A different type of “gown”

In yesterday’s posting, I talked about the role that universities play in a local economy — and the trend to globalization. This week’s Economist had a similar story about another local institution: heath care. According to the piece (Cities and hospitals | Mayo with everything), large institutions such as the Mayo Clinic in Rochester Minnesota and the Cleveland Clinic are major players in economic development:

The size of the health giants ensures that their reach extends far beyond the examination room. Each, for example, has made its city something of a destination for “health tourists” (people who come for operations or check-ups) and conferees. Rochester received 2.5m visitors in 2007; about 70% of these came to visit Mayo. At the last count, Rochester had the same number of hotel rooms as nearby Minneapolis, which is about four times as large.
The Cleveland Clinic has taken on many of the traits of a hospitality group. Its main campus served almost 3m patients in 2006, bending over backwards for them. A posh international centre offers translators, coffee and foreign newspapers. The clinic owns three hotels and lets the InterContinental hotel group manage them. The most expensive hotel, built in 2003, has space for conferences and plush suites, popular among royal patients from the Middle East.
In addition to importing visitors, each hospital has turned its city into an exporter of sorts. Each is spinning off technologies and start-ups. Mayo has hospitals in Florida and Arizona. The Cleveland Clinic has begun to offer management expertise, for a fee, to a handful of hospitals around the country. It already has facilities in Florida, a “wellness centre” in Toronto and projects under way in Abu Dhabi and Vienna. Cleveland’s manufacturing base may have declined, but its main commodity in future may be cardiac expertise.

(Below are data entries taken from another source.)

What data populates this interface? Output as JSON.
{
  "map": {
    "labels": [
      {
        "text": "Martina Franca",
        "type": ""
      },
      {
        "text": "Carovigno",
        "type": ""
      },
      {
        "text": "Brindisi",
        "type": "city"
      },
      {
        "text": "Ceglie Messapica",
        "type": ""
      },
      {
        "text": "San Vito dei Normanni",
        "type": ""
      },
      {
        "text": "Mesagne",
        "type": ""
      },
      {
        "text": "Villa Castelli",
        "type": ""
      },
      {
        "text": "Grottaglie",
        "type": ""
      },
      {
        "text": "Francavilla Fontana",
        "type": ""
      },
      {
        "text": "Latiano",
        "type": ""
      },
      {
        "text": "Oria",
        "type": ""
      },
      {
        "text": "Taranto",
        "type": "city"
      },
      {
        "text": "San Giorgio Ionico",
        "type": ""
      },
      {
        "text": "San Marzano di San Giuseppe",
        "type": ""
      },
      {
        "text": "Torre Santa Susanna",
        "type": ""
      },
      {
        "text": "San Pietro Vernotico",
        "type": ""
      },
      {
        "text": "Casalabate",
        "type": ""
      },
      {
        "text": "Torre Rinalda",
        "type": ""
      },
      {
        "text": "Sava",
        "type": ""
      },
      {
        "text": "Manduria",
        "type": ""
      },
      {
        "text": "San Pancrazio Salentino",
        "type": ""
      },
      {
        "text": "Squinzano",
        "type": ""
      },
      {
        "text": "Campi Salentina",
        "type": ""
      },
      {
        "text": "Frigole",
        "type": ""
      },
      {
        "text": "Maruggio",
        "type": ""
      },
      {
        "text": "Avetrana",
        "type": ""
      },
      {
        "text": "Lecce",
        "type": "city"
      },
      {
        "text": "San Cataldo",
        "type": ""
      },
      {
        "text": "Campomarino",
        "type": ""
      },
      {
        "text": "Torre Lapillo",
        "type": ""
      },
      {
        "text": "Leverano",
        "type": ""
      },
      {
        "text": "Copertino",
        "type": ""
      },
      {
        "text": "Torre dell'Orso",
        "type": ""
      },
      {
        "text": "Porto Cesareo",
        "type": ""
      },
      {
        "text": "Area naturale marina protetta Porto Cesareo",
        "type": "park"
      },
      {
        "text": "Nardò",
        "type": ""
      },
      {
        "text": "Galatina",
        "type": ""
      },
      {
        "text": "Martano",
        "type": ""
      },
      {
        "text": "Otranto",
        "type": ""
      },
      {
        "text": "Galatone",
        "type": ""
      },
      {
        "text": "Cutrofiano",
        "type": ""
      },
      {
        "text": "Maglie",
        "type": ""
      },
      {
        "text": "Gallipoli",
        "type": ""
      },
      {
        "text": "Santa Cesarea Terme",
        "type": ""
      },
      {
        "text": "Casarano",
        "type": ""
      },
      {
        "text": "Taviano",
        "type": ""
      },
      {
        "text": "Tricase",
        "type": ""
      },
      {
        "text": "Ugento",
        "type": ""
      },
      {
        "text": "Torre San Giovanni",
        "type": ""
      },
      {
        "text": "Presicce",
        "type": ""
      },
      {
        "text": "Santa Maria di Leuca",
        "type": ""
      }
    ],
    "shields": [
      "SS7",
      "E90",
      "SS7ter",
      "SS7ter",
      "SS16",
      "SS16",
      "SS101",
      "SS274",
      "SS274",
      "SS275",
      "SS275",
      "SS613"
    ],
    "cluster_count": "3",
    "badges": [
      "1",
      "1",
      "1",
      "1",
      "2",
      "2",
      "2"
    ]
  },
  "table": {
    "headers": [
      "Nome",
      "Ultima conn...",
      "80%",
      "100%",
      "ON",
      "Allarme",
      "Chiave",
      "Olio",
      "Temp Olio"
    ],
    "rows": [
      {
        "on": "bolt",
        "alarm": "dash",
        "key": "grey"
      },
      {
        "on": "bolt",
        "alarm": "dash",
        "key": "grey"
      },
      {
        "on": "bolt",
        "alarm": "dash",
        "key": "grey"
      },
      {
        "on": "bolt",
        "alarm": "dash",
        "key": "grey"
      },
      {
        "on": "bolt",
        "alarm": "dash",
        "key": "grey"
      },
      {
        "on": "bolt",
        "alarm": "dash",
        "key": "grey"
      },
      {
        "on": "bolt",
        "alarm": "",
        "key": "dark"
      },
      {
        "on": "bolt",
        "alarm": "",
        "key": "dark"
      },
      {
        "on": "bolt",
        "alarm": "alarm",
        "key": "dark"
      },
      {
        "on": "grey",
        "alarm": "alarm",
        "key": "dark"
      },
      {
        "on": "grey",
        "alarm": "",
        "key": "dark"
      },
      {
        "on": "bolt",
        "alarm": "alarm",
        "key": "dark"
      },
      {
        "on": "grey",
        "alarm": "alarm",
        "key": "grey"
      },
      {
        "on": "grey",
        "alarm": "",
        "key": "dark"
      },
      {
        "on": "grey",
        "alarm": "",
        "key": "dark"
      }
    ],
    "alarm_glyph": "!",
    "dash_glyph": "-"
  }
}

That can give rise to a different form of town/gown conflict:

For all this activity, community relations remain a work in progress. Mayo has dominated Rochester for so long, donating to a host of local programmes, that the mayor—himself a former Mayo employee—calls the clinic “a gorilla, but…a very nice gorilla”. The Cleveland Clinic’s relationship with its city is more complex. Cleveland is much larger than Rochester and much more racially diverse; the city has an industrial hangover and the attendant headaches of poverty and urban decay. The clinic itself sits in a poor neighbourhood where few employees live, preferring to drive in from the suburbs.
. . .
Much energy is directed towards education, through gifts to local schools and programmes to teach students about careers in health care. The premise is that the hospital cannot succeed without a successful city. “Our future”, Dr Cosgrove [head of Cleveland Clinic] has said, “is intimately tied with the future of Cleveland.” And, increasingly, vice versa.

Of course, this last quote brings immediate comparisons to the universities. This is especially true given the fact that these health institutions are also branching out into other geographical regions. Then add in the rising trend toward a reverse medical tourism. In the past, rich foreigners (and others) came to places like the Mayo Clinic for health care. Now, middle class American’s are going overseas (see earlier posting.)
There is yet another wrinkle in the “health institution as economic driver” story. A few years ago, I had a conversation with someone who was involved in city finances. He was very interested in what I thought about the trend to telemedicine. I told him I thought it was great. It could cut health care costs and provide care in underserved areas because people wouldn’t have to travel to a centralized health care facility. That was exactly what worried him. If telemedicine reduced the need for large centralized health care facilities, many urban areas might suffer — since these institutions are often the largest employer and the economic base for many cities now days.
So, as much as I agree with the description of the current situation in the Economist’s piece, I can’t help but think it may be a story about the past not the future. Mayo Clinic is to Rochester MN what US Steel was to my small home town in northern Michigan, or what the auto industry was to Detroit. As the I-Cubed Economy evolves, are these large institutions still as relevant as they once were? Granted, economies of scale and scope will still be important in some areas. But the nature of production is changing. We still don’t understand very well the role of agglomeration in this new system. Large institutions could decline, but geographical economic clustering could continue – ala Marshall’s “something in the air” comment. Or the “death of distance” decentralization could be the rule. More likely, both will happen as we mix and match the organizational structures to the specific economic production situation and business model.
That is one of the things that will keep the evolution of the I-Cubed Economy interesting.